Durante anos, o Bato.to foi uma referência para leitores de banda desenhada asiática, mantendo uma base de utilizadores massiva através do site principal e de vários "espelhos" (mirrors). No entanto, a estabilidade da plataforma começou a tremer em novembro passado, quando moderadores relataram que o operador do site, conhecido como "Larry", tinha deixado de estar contactável, resultando numa degradação progressiva do serviço.

A caça aos operadores e moderadores

A situação agravou-se drasticamente no início desta semana. O servidor oficial do Discord, gerido pela equipa de moderação da comunidade, anunciou o seu encerramento, citando desafios legais. Pouco depois, o subreddit oficial da plataforma seguiu o mesmo caminho, cortando oficialmente todos os laços com o site e com a pirataria.

Os moderadores do Reddit explicaram que, devido a desenvolvimentos legais recentes, todas as atividades relacionadas com o antigo site tinham terminado permanentemente. A referência à necessidade de apoio jurídico indicava claramente que a pressão não era apenas técnica, mas sim judicial.

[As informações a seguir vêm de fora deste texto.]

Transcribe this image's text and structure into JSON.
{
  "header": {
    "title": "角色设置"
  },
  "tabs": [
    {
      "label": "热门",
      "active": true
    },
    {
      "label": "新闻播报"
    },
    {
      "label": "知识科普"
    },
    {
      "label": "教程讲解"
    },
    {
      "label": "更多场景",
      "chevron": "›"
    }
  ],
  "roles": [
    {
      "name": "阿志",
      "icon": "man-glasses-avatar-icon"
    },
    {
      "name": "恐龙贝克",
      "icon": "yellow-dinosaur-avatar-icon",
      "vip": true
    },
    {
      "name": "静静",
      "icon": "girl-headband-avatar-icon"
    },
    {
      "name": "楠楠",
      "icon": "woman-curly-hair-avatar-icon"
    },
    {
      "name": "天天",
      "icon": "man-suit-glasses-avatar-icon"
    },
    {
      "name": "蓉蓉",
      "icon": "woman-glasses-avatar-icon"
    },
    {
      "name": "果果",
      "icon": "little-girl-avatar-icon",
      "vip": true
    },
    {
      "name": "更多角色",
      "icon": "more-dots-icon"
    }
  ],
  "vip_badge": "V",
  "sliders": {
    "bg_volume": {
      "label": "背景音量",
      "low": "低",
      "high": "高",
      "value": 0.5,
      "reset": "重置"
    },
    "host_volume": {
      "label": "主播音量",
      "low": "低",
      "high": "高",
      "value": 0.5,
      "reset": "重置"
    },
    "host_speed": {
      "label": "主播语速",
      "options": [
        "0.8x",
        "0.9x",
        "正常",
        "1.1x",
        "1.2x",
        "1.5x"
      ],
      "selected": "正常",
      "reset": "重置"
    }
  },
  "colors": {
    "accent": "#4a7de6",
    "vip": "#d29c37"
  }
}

A confirmação oficial da origem desta pressão surgiu hoje. A P.CoK, o braço dedicado ao combate à pirataria da Kakao Entertainment, confirmou ao TorrentFreak que está a liderar a ofensiva. O grupo revelou ter identificado o fundador e principal programador do Bato.to, tendo-o localizado no seu país de residência, onde já decorrem processos judiciais ativos.

Novos alvos na mira

A estratégia da Kakao Entertainment não se limitou ao topo da pirâmide. A empresa adotou uma abordagem multifacetada, categorizando os envolvidos em vários níveis. Além de processar o operador principal, a P.CoK enviou cartas de "Cease and Desist" (cessação e desistência) a administradores, sub-programadores e moderadores das comunidades, instando-os a encerrar as operações ou a enfrentar consequências legais.

Esta ação abrangente explica o encerramento súbito das comunidades de fãs e a mudança de postura em canais recém-criados, que agora proíbem estritamente conteúdos ilegais.

O trabalho da equipa antipirataria parece estar longe de terminar. A P.CoK já identificou novos alvos, nomeadamente o MangaPark e o AniXL, sites que têm sido associados à infraestrutura ou equipa do Bato.to. O grupo antipirataria afirmou estar a preparar ações legais fortes contra estas plataformas, bem como contra quaisquer novos sites "inspirados" no Bato.to que tenham surgido recentemente, demonstrando uma tolerância zero para com a infração dos seus direitos de autor.